Prognosis of the individual course of disease: the elements of time, heterogeneity and precision.

There is no gold standard in monitoring disease activity for clinical trials in multiple sclerosis. Various outcome measures, including relapses, disability and magnetic resonance imaging (MRI) measures have been used to demonstrate the efficacy of the different available therapies for multiple sclerosis. Recently, the potential limitations of these measures have received increasing attention, and these have stimulated research into more appropriate and sensitive outcome measures for clinical trials.
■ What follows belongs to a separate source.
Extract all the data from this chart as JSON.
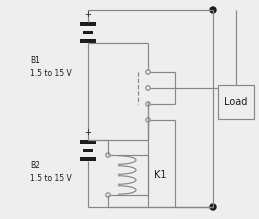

For example, it has been shown that widely-used MRI measures add little, if any, independent information to that provided by more clinically relevant measures such as relapses and disability. Similarly, the Expanded Disability status Scale (EDSS), which is the most widely-used measure of disability related to multiple sclerosis, is insufficiently sensitive to detect robust changes in disability over the timeframes usually used in clinical trials. An alternative to the EDSS is the Multiple Sclerosis Severity Score (MSSS), a severity scale which relates clinical disability to disease duration. The MSSS was originally developed from a database of nearly ten thousand patients from eleven European countries and Australia and has since been reproduced in an independent dataset of 1134 patients from the placebo arms of randomised clinical trials. Based on the MSSS score, disease severity can be defined, which shows stability over time and may provide evidence-based decision support for patient management. Another alternative to measure disability is the objective quantification of physical activity. There is evidence that recent developments in pervasive computing using tiny accelerometers may have the potential to increase the reliability and precision of motor assessment, especially in the mid-range of the EDSS. The outcome measures discussed have potential use as online tools for evidence-based decision support which are increasingly being used in medical research and clinical decision-making.